Et Anton voulait s’en laver les mains complètement.
« Je ne veux pas ton sang, » dit Anton en regardant Slava droit dans les yeux. « Et je ne vais pas détruire ta famille. Toi et Rita, vous vous méritez l’un l’autre. »
Slava se pencha en avant, plein d’espoir.
« Donc on peut trouver un accord ? »
« On peut. Demain, tu transfères la moitié de la valeur marchande actuelle de l’appartement de la rue Parkovaya sur mon compte bancaire. J’ai fait le calcul d’après les prix d’aujourd’hui. Ça fait huit millions de roubles. »
« Huit millions ? » s’étrangla Slava. « Je n’ai pas cette somme ! Il faudra hypothéquer notre appartement ! Rita le saura. Ce sera un énorme scandale ! »
« Tes problèmes de famille ne me concernent pas », dit Anton en se levant de table. « L’argent doit être sur mon compte avant midi demain. Sinon, je vais au bureau du procureur. »
Il se retourna et se dirigea vers la sortie.
« Anton ! » cria Slava derrière lui. « Nous sommes une famille ! »
Anton ne se retourna pas.
L’argent arriva à onze heures le lendemain matin.
Ce soir-là, Anton reçut un long message de Rita.
Il était rempli de reproches et d’accusations. Elle le traitait de maître-chanteur sans cœur et l’accusait d’avoir détruit leur tranquillité. Elle écrivait que Slava avait été forcé de contracter un énorme prêt en hypothéquant leur appartement et qu’ils vivaient désormais dans la peur constante de perdre leur maison.
« Tu as détruit nos vies », concluait le message.

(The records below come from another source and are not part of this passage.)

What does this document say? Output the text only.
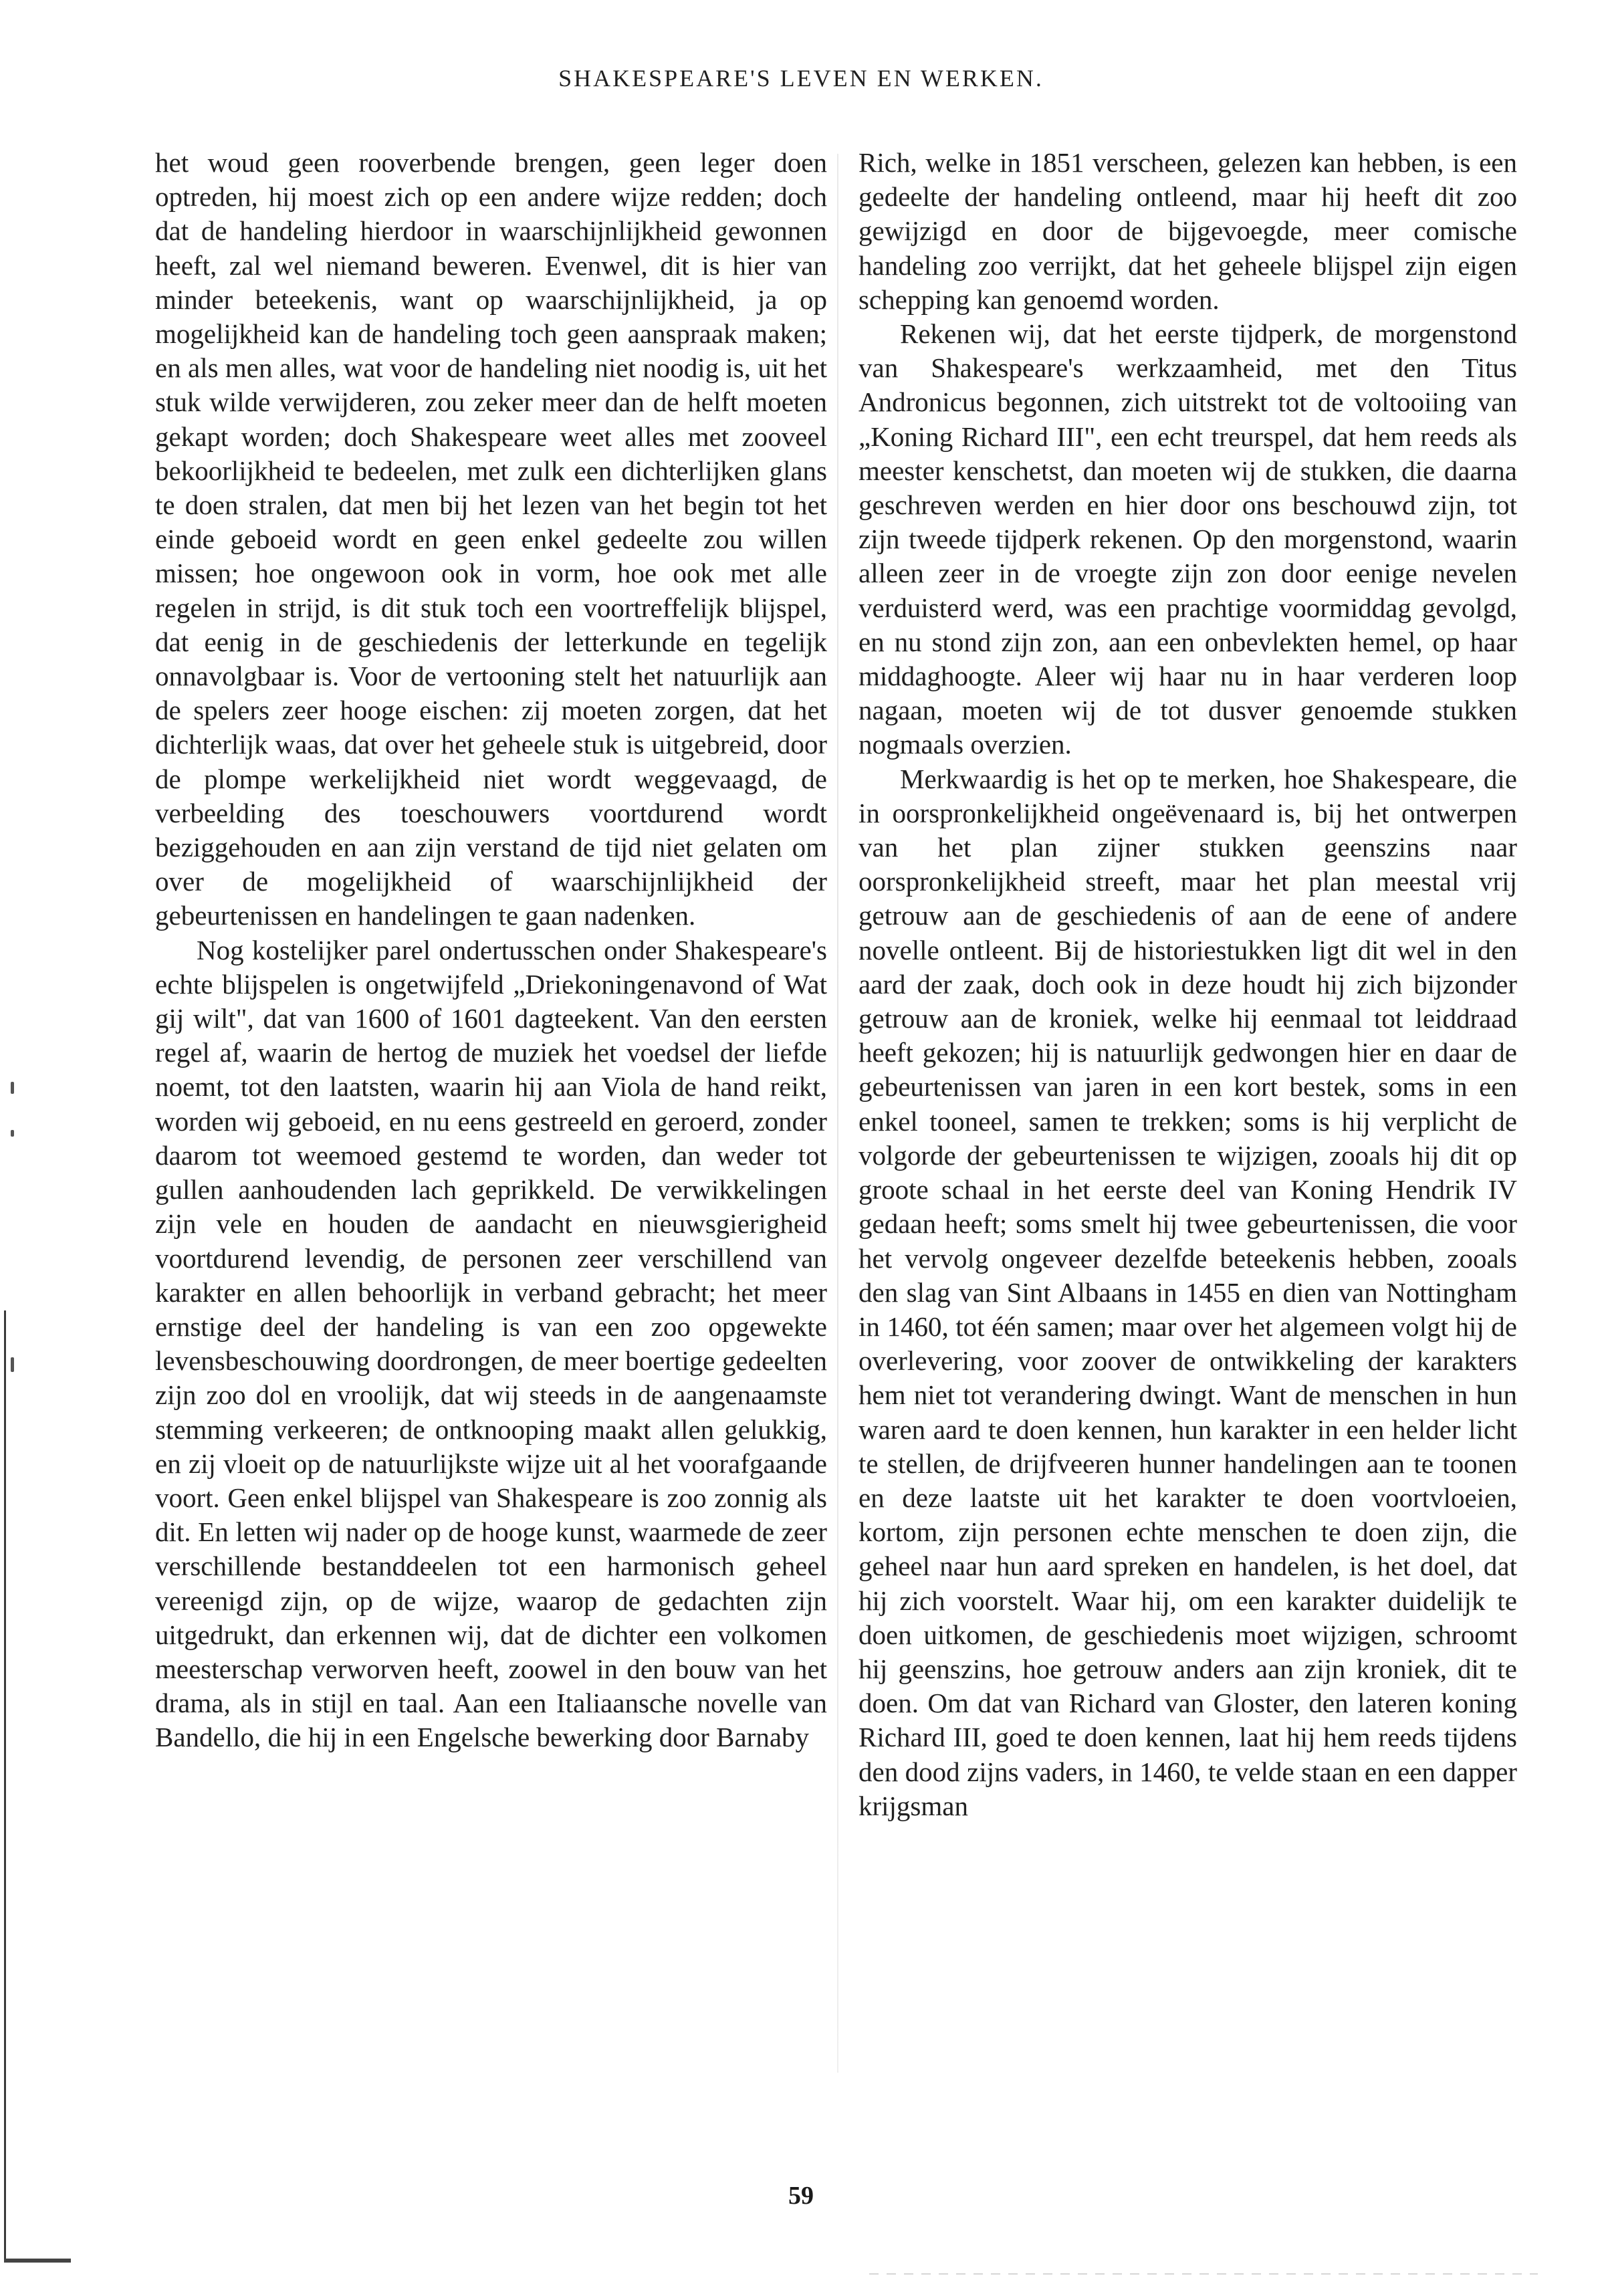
SHAKESPEARE'S LEVEN EN WERKEN.

het woud geen rooverbende brengen, geen leger doen optreden, hij moest zich op een andere wijze redden; doch dat de handeling hierdoor in waarschijnlijkheid gewonnen heeft, zal wel niemand beweren. Evenwel, dit is hier van minder beteekenis, want op waarschijnlijkheid, ja op mogelijkheid kan de handeling toch geen aanspraak maken; en als men alles, wat voor de handeling niet noodig is, uit het stuk wilde verwijderen, zou zeker meer dan de helft moeten gekapt worden; doch Shakespeare weet alles met zooveel bekoorlijkheid te bedeelen, met zulk een dichterlijken glans te doen stralen, dat men bij het lezen van het begin tot het einde geboeid wordt en geen enkel gedeelte zou willen missen; hoe ongewoon ook in vorm, hoe ook met alle regelen in strijd, is dit stuk toch een voortreffelijk blijspel, dat eenig in de geschiedenis der letterkunde en tegelijk onnavolgbaar is. Voor de vertooning stelt het natuurlijk aan de spelers zeer hooge eischen: zij moeten zorgen, dat het dichterlijk waas, dat over het geheele stuk is uitgebreid, door de plompe werkelijkheid niet wordt weggevaagd, de verbeelding des toeschouwers voortdurend wordt beziggehouden en aan zijn verstand de tijd niet gelaten om over de mogelijkheid of waarschijnlijkheid der gebeurtenissen en handelingen te gaan nadenken.

Nog kostelijker parel ondertusschen onder Shakespeare's echte blijspelen is ongetwijfeld „Driekoningenavond of Wat gij wilt", dat van 1600 of 1601 dagteekent. Van den eersten regel af, waarin de hertog de muziek het voedsel der liefde noemt, tot den laatsten, waarin hij aan Viola de hand reikt, worden wij geboeid, en nu eens gestreeld en geroerd, zonder daarom tot weemoed gestemd te worden, dan weder tot gullen aanhoudenden lach geprikkeld. De verwikkelingen zijn vele en houden de aandacht en nieuwsgierigheid voortdurend levendig, de personen zeer verschillend van karakter en allen behoorlijk in verband gebracht; het meer ernstige deel der handeling is van een zoo opgewekte levensbeschouwing doordrongen, de meer boertige gedeelten zijn zoo dol en vroolijk, dat wij steeds in de aangenaamste stemming verkeeren; de ontknooping maakt allen gelukkig, en zij vloeit op de natuurlijkste wijze uit al het voorafgaande voort. Geen enkel blijspel van Shakespeare is zoo zonnig als dit. En letten wij nader op de hooge kunst, waarmede de zeer verschillende bestanddeelen tot een harmonisch geheel vereenigd zijn, op de wijze, waarop de gedachten zijn uitgedrukt, dan erkennen wij, dat de dichter een volkomen meesterschap verworven heeft, zoowel in den bouw van het drama, als in stijl en taal. Aan een Italiaansche novelle van Bandello, die hij in een Engelsche bewerking door Barnaby

Rich, welke in 1851 verscheen, gelezen kan hebben, is een gedeelte der handeling ontleend, maar hij heeft dit zoo gewijzigd en door de bijgevoegde, meer comische handeling zoo verrijkt, dat het geheele blijspel zijn eigen schepping kan genoemd worden.

Rekenen wij, dat het eerste tijdperk, de morgenstond van Shakespeare's werkzaamheid, met den Titus Andronicus begonnen, zich uitstrekt tot de voltooiing van „Koning Richard III", een echt treurspel, dat hem reeds als meester kenschetst, dan moeten wij de stukken, die daarna geschreven werden en hier door ons beschouwd zijn, tot zijn tweede tijdperk rekenen. Op den morgenstond, waarin alleen zeer in de vroegte zijn zon door eenige nevelen verduisterd werd, was een prachtige voormiddag gevolgd, en nu stond zijn zon, aan een onbevlekten hemel, op haar middaghoogte. Aleer wij haar nu in haar verderen loop nagaan, moeten wij de tot dusver genoemde stukken nogmaals overzien.

Merkwaardig is het op te merken, hoe Shakespeare, die in oorspronkelijkheid ongeëvenaard is, bij het ontwerpen van het plan zijner stukken geenszins naar oorspronkelijkheid streeft, maar het plan meestal vrij getrouw aan de geschiedenis of aan de eene of andere novelle ontleent. Bij de historiestukken ligt dit wel in den aard der zaak, doch ook in deze houdt hij zich bijzonder getrouw aan de kroniek, welke hij eenmaal tot leiddraad heeft gekozen; hij is natuurlijk gedwongen hier en daar de gebeurtenissen van jaren in een kort bestek, soms in een enkel tooneel, samen te trekken; soms is hij verplicht de volgorde der gebeurtenissen te wijzigen, zooals hij dit op groote schaal in het eerste deel van Koning Hendrik IV gedaan heeft; soms smelt hij twee gebeurtenissen, die voor het vervolg ongeveer dezelfde beteekenis hebben, zooals den slag van Sint Albaans in 1455 en dien van Nottingham in 1460, tot één samen; maar over het algemeen volgt hij de overlevering, voor zoover de ontwikkeling der karakters hem niet tot verandering dwingt. Want de menschen in hun waren aard te doen kennen, hun karakter in een helder licht te stellen, de drijfveeren hunner handelingen aan te toonen en deze laatste uit het karakter te doen voortvloeien, kortom, zijn personen echte menschen te doen zijn, die geheel naar hun aard spreken en handelen, is het doel, dat hij zich voorstelt. Waar hij, om een karakter duidelijk te doen uitkomen, de geschiedenis moet wijzigen, schroomt hij geenszins, hoe getrouw anders aan zijn kroniek, dit te doen. Om dat van Richard van Gloster, den lateren koning Richard III, goed te doen kennen, laat hij hem reeds tijdens den dood zijns vaders, in 1460, te velde staan en een dapper krijgsman

59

Anton lut le message assis à la gare.
À côté de lui se trouvait un billet de train pour la capitale régionale.
Il avait décidé de quitter la ville, d’acheter un petit endroit où personne ne le connaissait, et d’ouvrir son propre atelier de réparation automobile.
Anton supprima le message de Rita.
Puis il retira la carte SIM de son téléphone, la cassa en deux et jeta les morceaux à la poubelle.
Ils s’étaient détruit la vie eux-mêmes en la bâtissant sur des mensonges.
Maintenant, ils devraient vivre avec le nœud coulant d’un crédit immobilier autour du cou, dans la peur constante qu’un jour Anton puisse revenir.
Cette peur resterait avec eux pour toujours, empoisonnant leur mariage parfait et les poussant à se soupçonner mutuellement chaque fois que quelque chose irait mal.
Ce serait leur punition : vivre dans la prison qu’ils avaient construite eux-mêmes.
Anton se leva du banc.
Il prit son sac.
Pour la première fois en cinq ans, il se sentait complètement libre.